Mark Manning, of Parkland Drive, Elton, aims to cash in on Titanic mania after acquiring one of the rarest pieces of metal on earth for just £12,000.

The fragment was a scientific sample from the larger of only two known segments of the hull salvaged from the wreck in 1998 and formed part of the ship adjoining cabins C79 and C81.

Those large sections, known as the ‘big piece’, weighing 20 tons, and the ‘little piece’, weighing two tons, will go under the hammer in New York next Wednesday – 100 years and a day after she set sail on her ill-fated voyage.

The pieces of hull are among 5,000 artefacts, which by law must be sold as one lot, estimated to be worth a total of £122m in 2007.

Mark, 48, who runs a Birkenhead-based goldsmiths, is ideally seeking a buyer who will purchase the artefact intact but the alternative is to break it up into 1,000 pieces and sell each for £2,000 in a presentation frame.

“I will sell it to the highest bidder,” said Mark. “Or I can get a guy to cut it into just over 1,000 pieces and I can sell them for £2,000 a time, if you do the maths, 1,000 x £2,000 = £2m.”

Mark, a collector by nature who has the scripts of Superman III, keeps the hull fragment in a vault nowadays, but recalled: “When I first got it, I took it home to show the missus – we’ve got a downstairs toilet – I put it down there and it must have been there four weeks and I forgot about it.

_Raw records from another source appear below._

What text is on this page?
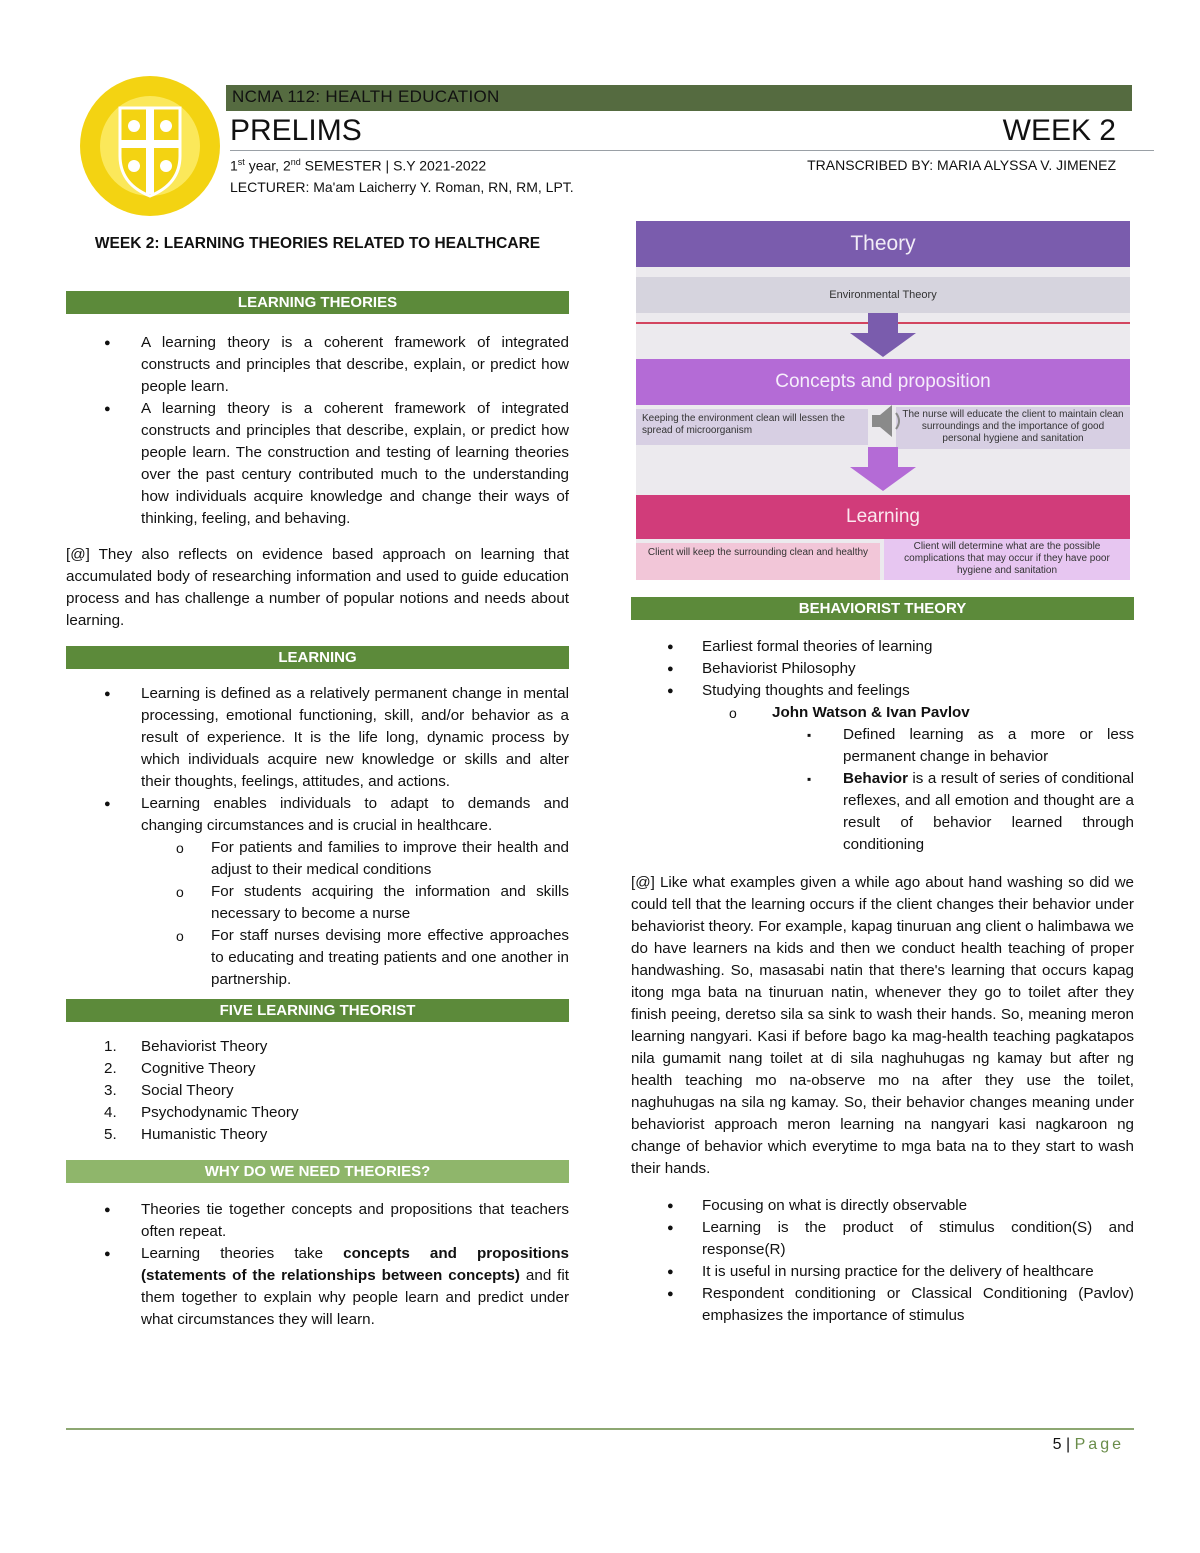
NCMA 112: HEALTH EDUCATION
PRELIMS	WEEK 2
1st year, 2nd SEMESTER | S.Y 2021-2022	TRANSCRIBED BY: MARIA ALYSSA V. JIMENEZ
LECTURER: Ma'am Laicherry Y. Roman, RN, RM, LPT.
WEEK 2: LEARNING THEORIES RELATED TO HEALTHCARE
LEARNING THEORIES
● A learning theory is a coherent framework of integrated constructs and principles that describe, explain, or predict how people learn.
● A learning theory is a coherent framework of integrated constructs and principles that describe, explain, or predict how people learn. The construction and testing of learning theories over the past century contributed much to the understanding how individuals acquire knowledge and change their ways of thinking, feeling, and behaving.

[@] They also reflects on evidence based approach on learning that accumulated body of researching information and used to guide education process and has challenge a number of popular notions and needs about learning.

LEARNING
● Learning is defined as a relatively permanent change in mental processing, emotional functioning, skill, and/or behavior as a result of experience. It is the life long, dynamic process by which individuals acquire new knowledge or skills and alter their thoughts, feelings, attitudes, and actions.
● Learning enables individuals to adapt to demands and changing circumstances and is crucial in healthcare.
o For patients and families to improve their health and adjust to their medical conditions
o For students acquiring the information and skills necessary to become a nurse
o For staff nurses devising more effective approaches to educating and treating patients and one another in partnership.
FIVE LEARNING THEORIST
1. Behaviorist Theory
2. Cognitive Theory
3. Social Theory
4. Psychodynamic Theory
5. Humanistic Theory
WHY DO WE NEED THEORIES?
● Theories tie together concepts and propositions that teachers often repeat.
● Learning theories take concepts and propositions (statements of the relationships between concepts) and fit them together to explain why people learn and predict under what circumstances they will learn.
Theory
Environmental Theory
Concepts and proposition
Keeping the environment clean will lessen the spread of microorganism
The nurse will educate the client to maintain clean surroundings and the importance of good personal hygiene and sanitation
Learning
Client will keep the surrounding clean and healthy
Client will determine what are the possible complications that may occur if they have poor hygiene and sanitation
BEHAVIORIST THEORY
● Earliest formal theories of learning
● Behaviorist Philosophy
● Studying thoughts and feelings
o John Watson & Ivan Pavlov
▪ Defined learning as a more or less permanent change in behavior
▪ Behavior is a result of series of conditional reflexes, and all emotion and thought are a result of behavior learned through conditioning

[@] Like what examples given a while ago about hand washing so did we could tell that the learning occurs if the client changes their behavior under behaviorist theory. For example, kapag tinuruan ang client o halimbawa we do have learners na kids and then we conduct health teaching of proper handwashing. So, masasabi natin that there's learning that occurs kapag itong mga bata na tinuruan natin, whenever they go to toilet after they finish peeing, deretso sila sa sink to wash their hands. So, meaning meron learning nangyari. Kasi if before bago ka mag-health teaching pagkatapos nila gumamit nang toilet at di sila naghuhugas ng kamay but after ng health teaching mo na-observe mo na after they use the toilet, naghuhugas na sila ng kamay. So, their behavior changes meaning under behaviorist approach meron learning na nangyari kasi nagkaroon ng change of behavior which everytime to mga bata na to they start to wash their hands.

● Focusing on what is directly observable
● Learning is the product of stimulus condition(S) and response(R)
● It is useful in nursing practice for the delivery of healthcare
● Respondent conditioning or Classical Conditioning (Pavlov) emphasizes the importance of stimulus
5 | Page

A piece of the Titanic in your toilet!”

Mark has also acquired other Titanic memorabilia, including a wooden segment of the grand staircase from first class, a lump of coal from the boiler room and a fragment of a discarded off cut of carpet fitted in the liner.

He acquired his collection, including the hull part, from civil servant Michael Jones, of Port Sunlight, who developed an interest in all things Titanic after inheriting a piece of the grand staircase from the first class section from his great uncle, Alfred Augustus Jones.

Alfred served in the Great War with a soldier who had worked on the cable ship Minia sent to bring back bodies of Titanic victims after the disaster from where he gathered the staircase piece.

They became friends and at the end of the war, as they parted, the soldier gave the piece to Alfred.

The section of staircase was eventually passed down to Michael, who, on hearing of the expedition to retrieve the Titanic hull, entered into correspondence with George Tulloch, President of RMS Titanic Inc who had the rights to the wreck and artefacts.

So impressed was he with Michael’s passion and enthusiasm for the ship that over the years Mr Tulloch, now deceased, gifted him, first a lump of coal from the ship found scattered on the ocean floor, then the piece of hull.

Michael separately acquired other artefacts to enhance his collection which he then sold to Mark.